As we were only about 45 minutes’ drive from the north coast of Brittany, we took a couple of trips out to the seaside and discovered the rather lovely town of Binic – which, incidentally, has what is quite possibly the best ice cream shop in the world – I don’t think I’ve ever seen so many different flavours! The beach was lovely and sandy and even though it was mid-August, it wasn’t busy. On the way to Binic, we discovered the lovely town of Châtelaudren, another of Brittany’s Petite Cités Charactères, of which there are quite a few dotted around.
Another one close to where we stayed was Moncontour – again lots of buff stone and cobbled streets.
One of the most spectacular places we’ve ever been too was Fort La Latte, which is also on Brittany’s northern coast, and which has, apparently, been used as many a film set.

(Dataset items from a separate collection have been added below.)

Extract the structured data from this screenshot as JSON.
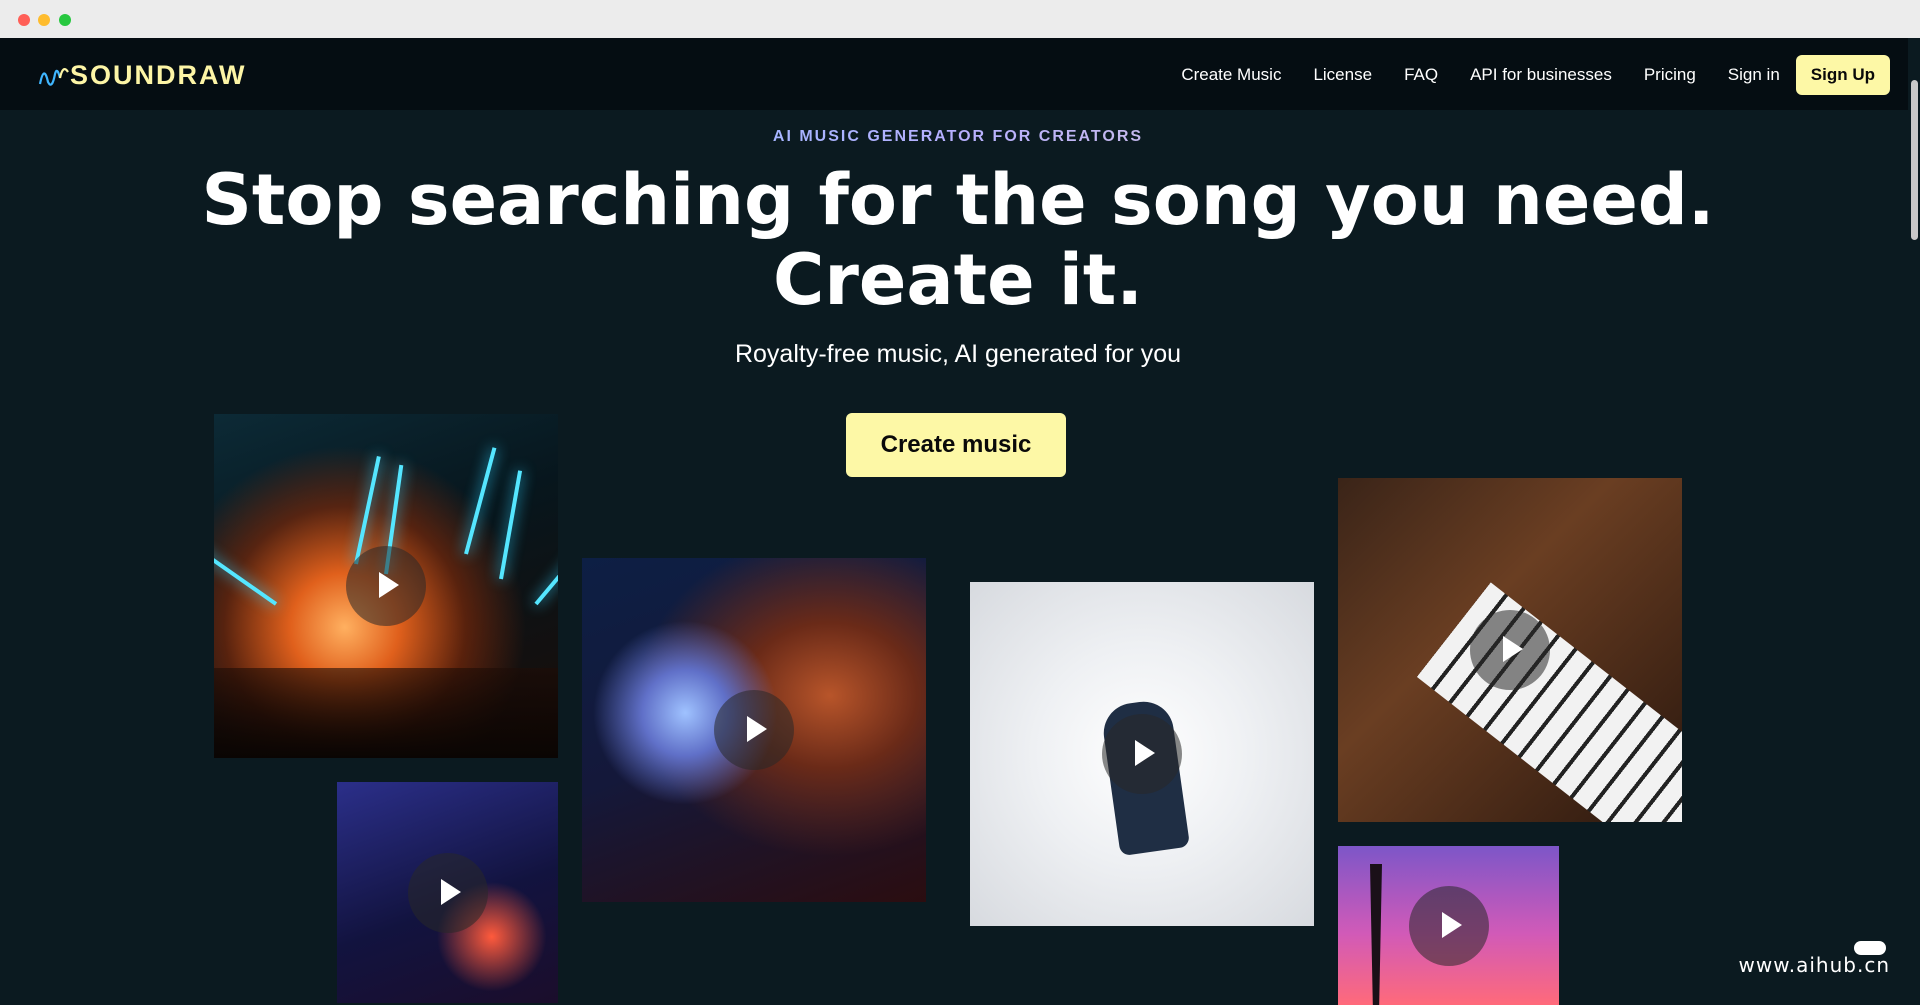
{
  "brand": {
    "name": "SOUNDRAW"
  },
  "nav": {
    "links": [
      "Create Music",
      "License",
      "FAQ",
      "API for businesses",
      "Pricing",
      "Sign in"
    ],
    "signup_label": "Sign Up"
  },
  "hero": {
    "eyebrow": "AI MUSIC GENERATOR FOR CREATORS",
    "headline_line1": "Stop searching for the song you need.",
    "headline_line2": "Create it.",
    "subhead": "Royalty-free music, AI generated for you",
    "cta_label": "Create music"
  },
  "tiles": [
    {
      "name": "concert",
      "icon": "play-icon"
    },
    {
      "name": "disco-ball",
      "icon": "play-icon"
    },
    {
      "name": "dancer",
      "icon": "play-icon"
    },
    {
      "name": "piano",
      "icon": "play-icon"
    },
    {
      "name": "city-night",
      "icon": "play-icon"
    },
    {
      "name": "palm-sunset",
      "icon": "play-icon"
    }
  ],
  "watermark": "www.aihub.cn",
  "colors": {
    "accent": "#fdf8a6",
    "background": "#0b1a20",
    "nav_bg": "#050d12"
  }
}
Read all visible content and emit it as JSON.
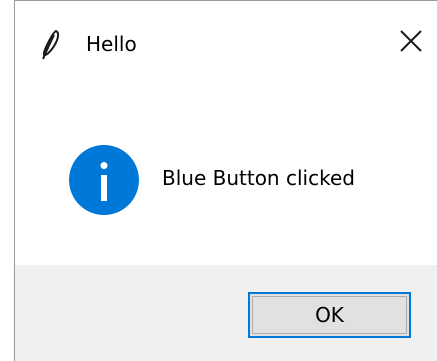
{
  "window": {
    "title": "Hello",
    "close_icon": "close-icon",
    "app_icon": "feather-icon"
  },
  "message": {
    "icon": "info-icon",
    "text": "Blue Button clicked"
  },
  "buttons": {
    "ok_label": "OK"
  },
  "colors": {
    "info_icon_fill": "#0078d7",
    "button_focus_border": "#0078d7",
    "button_fill": "#e1e1e1",
    "footer_bg": "#f0f0f0"
  }
}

It was originally built in the 13th century and although it’s mostly a ruin today, the location is spectacular, almost seeming as though the place is rising from the sea.
I didn’t make it to the top this time – I sent the kids up with the camera instead!
Of course, no visit to France would be complete without a visit to one of their incredibly elegant countryside châteaux, and so we headed off to the Château de Bien-Assis, which originated in the 15th century and was added to in the 17th. All those turrets make it look like something out of a fairy-tale!
Being surrounded by water on three sides, Brittany is of course celebrated for its seafood. Unfortunately, shellfish and I don’t get along, but Mr Caz adores his Moules-Frites and managed several large helpings during the course of our visit! I love shopping for food in the local markets (one of the best things I’ve ever eaten was a rotisserie chicken and potatoes from a market – so simple and yet so tasty). As a family of four, it’s not cheap to eat out and we didn’t do it all that often, but we were quite happy to shop at the local farms and markets and cook for ourselves. Nothing too strenuous – plenty of bread, cheese, omelettes and salads and whatever we’d picked up that day.
Needless to say, I could have stayed out there for weeks longer (even though by the third week, I was really missing my internet access – we like to stay off the beaten track which usually means we’re out of range for mobiles and internet. The thing that astonished me was how quiet the place was. Both this year and last year, I’d thought being in Normandy and Brittany which are both popular holiday destinations for Brits and the locals alike, the roads and attractions would be busy, but that hasn’t been the case. We prefer to keep away from large towns and resorts anyway, but even the coastal areas we visited were fairly quiet which amazed me for the middle of August.
Not that I’m complaining…
So anyway, now I’m planning next year’s trip! I’m not sure exactly what area we’ll be visiting yet, but we will probably stick to Normandy and Brittany again. There’s still a lot to see and do and the weather there won’t be too hot in August, which is one of the reasons we don’t go further south. Having six weeks’ holiday in the summer is all well and good, but it’s not a time of year to go visiting the Mediterranean.
Southern Brittany looks good…
Et maintenant, mes amis, je vous souhaite une bonne journée. Á bientôt!